Church Library Book Repair and Restoration
Late September 2023 – As I sort through the donations for our church library, I’ve been finding some books that have seen better days! When I worked through my master’s program in library science, we didn’t cover book repair or preservation at all. Most of what I’ve learned about book repair came from a one-day workshop, presented by KAPCO, many years ago!
This was a super helpful and hands-on workshop, set up by our local educational co-op. We were asked to bring 3-5 damaged books from our own school collections for repair demonstrations. The only issue with this instruction was that all of the repairs featured specific KAPCO products, of course, which were a bit pricey for an elementary school librarian with a small budget – so I didn’t always have what I needed on hand. However… when I DID have the KAPCO products available – they always worked very well! These days, KAPCO (now KAPCO KENT) has a YouTube channel with many videos to demo their specialized book repair techniques.
Another great place to find guidance in repairing and preserving books, especially older books, is a website called SAVE YOUR BOOKS. This website belongs to Sophia SW Bogle, who holds a diploma in book preservation – and boasts over 25 years of experience in repairing and restoring books. Ms. Bogle also quite literally “wrote the book” on this topic, or at least A book. Her website is very well-organized and includes both free and paid courses on book repair with videos embedded in. One of these courses is specifically about Bible repair and preservation. If you have a particularly delicate situation, Ms. Bogle offers one-on-one consultation as well.

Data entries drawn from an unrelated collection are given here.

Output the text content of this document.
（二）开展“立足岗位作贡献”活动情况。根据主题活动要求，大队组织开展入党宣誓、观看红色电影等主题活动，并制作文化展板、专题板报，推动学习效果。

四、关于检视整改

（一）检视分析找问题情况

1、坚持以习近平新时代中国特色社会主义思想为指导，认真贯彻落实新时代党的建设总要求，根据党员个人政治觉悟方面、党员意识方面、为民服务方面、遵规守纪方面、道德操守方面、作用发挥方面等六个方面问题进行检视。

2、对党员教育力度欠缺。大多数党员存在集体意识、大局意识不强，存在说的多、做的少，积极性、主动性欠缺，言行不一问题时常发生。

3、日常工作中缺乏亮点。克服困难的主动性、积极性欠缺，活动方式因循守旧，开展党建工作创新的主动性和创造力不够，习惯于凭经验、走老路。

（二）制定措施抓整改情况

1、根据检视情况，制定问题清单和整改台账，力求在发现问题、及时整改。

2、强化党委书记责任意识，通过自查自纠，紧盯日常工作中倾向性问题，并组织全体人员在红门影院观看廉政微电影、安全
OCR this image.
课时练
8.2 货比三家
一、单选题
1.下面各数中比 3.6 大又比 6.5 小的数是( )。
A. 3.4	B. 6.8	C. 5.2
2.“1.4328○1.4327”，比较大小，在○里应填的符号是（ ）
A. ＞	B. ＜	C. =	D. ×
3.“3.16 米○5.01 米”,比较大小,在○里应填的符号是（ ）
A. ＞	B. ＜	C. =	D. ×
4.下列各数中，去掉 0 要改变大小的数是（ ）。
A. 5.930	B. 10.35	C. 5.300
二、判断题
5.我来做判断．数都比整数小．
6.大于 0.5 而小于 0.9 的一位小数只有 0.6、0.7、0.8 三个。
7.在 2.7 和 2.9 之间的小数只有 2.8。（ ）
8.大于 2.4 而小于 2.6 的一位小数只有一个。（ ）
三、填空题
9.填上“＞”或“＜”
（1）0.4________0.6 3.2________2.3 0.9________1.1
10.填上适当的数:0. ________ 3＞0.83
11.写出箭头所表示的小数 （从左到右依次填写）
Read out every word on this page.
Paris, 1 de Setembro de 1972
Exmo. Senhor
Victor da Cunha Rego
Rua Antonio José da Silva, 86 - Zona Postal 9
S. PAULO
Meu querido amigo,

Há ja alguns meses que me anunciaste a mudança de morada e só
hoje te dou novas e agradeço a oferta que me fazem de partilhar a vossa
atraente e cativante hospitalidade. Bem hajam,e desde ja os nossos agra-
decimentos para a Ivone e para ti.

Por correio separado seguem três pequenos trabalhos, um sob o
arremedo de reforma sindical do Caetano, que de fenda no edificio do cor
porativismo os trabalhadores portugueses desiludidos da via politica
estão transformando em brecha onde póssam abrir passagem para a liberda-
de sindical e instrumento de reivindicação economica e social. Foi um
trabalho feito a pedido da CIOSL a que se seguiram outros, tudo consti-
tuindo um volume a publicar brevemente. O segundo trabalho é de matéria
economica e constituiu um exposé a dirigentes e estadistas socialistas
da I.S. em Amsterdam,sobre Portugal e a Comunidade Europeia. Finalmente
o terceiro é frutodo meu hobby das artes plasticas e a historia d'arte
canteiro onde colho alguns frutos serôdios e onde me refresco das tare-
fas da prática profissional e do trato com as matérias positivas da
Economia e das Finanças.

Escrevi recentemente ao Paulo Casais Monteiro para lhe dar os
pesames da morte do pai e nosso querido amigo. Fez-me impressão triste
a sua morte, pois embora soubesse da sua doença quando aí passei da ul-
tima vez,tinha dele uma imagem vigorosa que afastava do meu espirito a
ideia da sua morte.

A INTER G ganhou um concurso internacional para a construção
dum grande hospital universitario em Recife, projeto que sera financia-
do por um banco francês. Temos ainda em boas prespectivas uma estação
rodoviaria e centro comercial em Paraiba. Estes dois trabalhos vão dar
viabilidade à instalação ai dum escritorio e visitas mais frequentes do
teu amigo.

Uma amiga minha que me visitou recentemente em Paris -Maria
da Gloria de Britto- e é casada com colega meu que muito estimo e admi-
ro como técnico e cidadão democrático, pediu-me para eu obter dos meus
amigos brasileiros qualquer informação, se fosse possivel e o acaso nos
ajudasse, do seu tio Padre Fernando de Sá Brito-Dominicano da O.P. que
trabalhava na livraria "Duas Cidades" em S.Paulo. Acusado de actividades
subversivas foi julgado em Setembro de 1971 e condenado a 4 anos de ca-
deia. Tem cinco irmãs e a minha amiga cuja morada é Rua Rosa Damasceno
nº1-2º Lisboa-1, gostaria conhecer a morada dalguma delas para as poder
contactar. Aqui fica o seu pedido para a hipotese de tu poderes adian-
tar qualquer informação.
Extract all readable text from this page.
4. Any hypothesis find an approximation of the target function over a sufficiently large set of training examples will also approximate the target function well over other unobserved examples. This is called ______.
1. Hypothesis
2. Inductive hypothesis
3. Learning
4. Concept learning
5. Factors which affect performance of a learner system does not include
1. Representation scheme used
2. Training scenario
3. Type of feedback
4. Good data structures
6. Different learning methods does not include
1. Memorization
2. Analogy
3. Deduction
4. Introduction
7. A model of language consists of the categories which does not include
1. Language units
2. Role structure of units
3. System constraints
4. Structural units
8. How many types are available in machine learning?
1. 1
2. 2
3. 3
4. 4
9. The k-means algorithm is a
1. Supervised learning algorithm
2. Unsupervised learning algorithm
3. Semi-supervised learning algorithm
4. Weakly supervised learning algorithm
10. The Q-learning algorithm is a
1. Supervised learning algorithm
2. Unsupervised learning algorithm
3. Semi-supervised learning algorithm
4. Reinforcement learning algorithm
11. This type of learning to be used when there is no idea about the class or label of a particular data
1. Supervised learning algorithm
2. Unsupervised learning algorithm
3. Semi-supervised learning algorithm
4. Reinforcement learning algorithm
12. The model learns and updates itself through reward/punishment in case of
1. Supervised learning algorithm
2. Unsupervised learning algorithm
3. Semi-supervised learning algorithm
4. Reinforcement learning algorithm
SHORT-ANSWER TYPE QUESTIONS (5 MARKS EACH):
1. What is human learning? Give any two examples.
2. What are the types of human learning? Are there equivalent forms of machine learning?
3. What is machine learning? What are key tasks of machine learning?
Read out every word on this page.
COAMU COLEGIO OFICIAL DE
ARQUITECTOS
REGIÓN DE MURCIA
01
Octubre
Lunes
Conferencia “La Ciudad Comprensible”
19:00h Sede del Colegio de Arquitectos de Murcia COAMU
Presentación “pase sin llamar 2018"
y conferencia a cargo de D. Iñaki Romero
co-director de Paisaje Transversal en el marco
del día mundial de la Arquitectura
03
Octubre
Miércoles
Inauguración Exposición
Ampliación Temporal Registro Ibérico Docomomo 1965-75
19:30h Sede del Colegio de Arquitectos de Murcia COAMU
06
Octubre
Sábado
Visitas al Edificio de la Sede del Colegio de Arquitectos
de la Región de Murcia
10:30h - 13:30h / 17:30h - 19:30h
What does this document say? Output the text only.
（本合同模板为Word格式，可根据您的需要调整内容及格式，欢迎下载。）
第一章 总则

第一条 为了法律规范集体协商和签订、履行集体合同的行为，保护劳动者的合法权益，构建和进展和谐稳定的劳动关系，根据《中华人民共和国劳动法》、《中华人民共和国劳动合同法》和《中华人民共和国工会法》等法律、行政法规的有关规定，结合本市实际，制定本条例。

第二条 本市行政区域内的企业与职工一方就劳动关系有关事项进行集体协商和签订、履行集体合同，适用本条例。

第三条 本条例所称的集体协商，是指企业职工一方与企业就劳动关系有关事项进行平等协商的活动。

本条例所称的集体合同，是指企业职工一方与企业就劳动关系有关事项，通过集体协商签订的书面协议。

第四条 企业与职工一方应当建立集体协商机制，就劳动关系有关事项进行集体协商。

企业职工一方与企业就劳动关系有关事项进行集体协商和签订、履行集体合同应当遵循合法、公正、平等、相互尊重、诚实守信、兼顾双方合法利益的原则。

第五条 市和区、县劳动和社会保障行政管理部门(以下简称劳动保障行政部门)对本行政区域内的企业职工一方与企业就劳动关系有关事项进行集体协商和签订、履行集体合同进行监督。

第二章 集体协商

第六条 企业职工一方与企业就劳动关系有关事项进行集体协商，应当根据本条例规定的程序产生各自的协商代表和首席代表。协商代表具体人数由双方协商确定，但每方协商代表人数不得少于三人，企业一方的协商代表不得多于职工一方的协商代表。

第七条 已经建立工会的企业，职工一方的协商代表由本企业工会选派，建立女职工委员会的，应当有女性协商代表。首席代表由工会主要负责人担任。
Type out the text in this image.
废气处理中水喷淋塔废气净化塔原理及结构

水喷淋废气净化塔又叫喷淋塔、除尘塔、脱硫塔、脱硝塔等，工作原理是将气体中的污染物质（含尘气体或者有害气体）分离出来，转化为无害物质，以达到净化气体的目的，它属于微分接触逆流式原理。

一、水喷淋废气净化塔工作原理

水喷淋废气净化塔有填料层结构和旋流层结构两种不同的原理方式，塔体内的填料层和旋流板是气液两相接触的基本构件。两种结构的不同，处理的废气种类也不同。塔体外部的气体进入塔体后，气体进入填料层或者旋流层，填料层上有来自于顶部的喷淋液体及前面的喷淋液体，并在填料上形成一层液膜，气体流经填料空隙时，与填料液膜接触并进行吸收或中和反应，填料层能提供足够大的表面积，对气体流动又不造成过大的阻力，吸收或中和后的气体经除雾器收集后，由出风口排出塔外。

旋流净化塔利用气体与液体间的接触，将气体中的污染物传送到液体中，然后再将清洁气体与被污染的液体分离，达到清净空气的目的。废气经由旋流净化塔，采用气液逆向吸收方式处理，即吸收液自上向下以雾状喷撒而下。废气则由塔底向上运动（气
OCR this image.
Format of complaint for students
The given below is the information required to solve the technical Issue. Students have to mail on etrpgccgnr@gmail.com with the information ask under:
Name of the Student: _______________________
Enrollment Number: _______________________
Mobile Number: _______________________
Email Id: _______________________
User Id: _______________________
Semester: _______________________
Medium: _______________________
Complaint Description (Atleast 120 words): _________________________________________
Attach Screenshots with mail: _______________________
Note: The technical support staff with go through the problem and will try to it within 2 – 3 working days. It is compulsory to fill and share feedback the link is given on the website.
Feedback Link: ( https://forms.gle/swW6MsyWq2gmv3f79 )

A library supply company called DEMCO offers a very user-friendly “Book Doctor” line of resources accompanied by blog posts and even a FREE PDF document with helpful instructions and step-by-step photos. Within the guide, you’ll learn about:
– common book care terms
– protecting soft-cover and hard-cover books
– cleaning soiled books
– and doing basic book repair tasks.
Similar to KAPCO KENT, DEMCO’s instruction features DEMCO products, which are available on the website.
While not offering instruction (that I could find) another online library supply company called THE LIBRARY STORE does offer an impressive variety of book repair tools – including a wide array of book cleaners in the form of powders, pads, erasers, gels, tape/sticker removers, and sprays. This vast collection also includes several products to deodorize books, deacidify books, and preserve (or restore) leather bindings.
Although this is not an all-inclusive line-up my any means, I do have direct experience with each of these vendors… and that’s why I included them in my list. I’ll end this post by sharing a non-vendor YouTube channel produced by the Syracuse University Library. Along with a thorough book repair video for beginners, other clips feature a variety of specific book repair situations with the repair tasks aptly demonstrated. The one showing how to save a “dropped-in-a-rainy-day-puddle” book was super helpful to me!
Hopefully, this collection of book repair resources will come in handy as you care for your church library collection!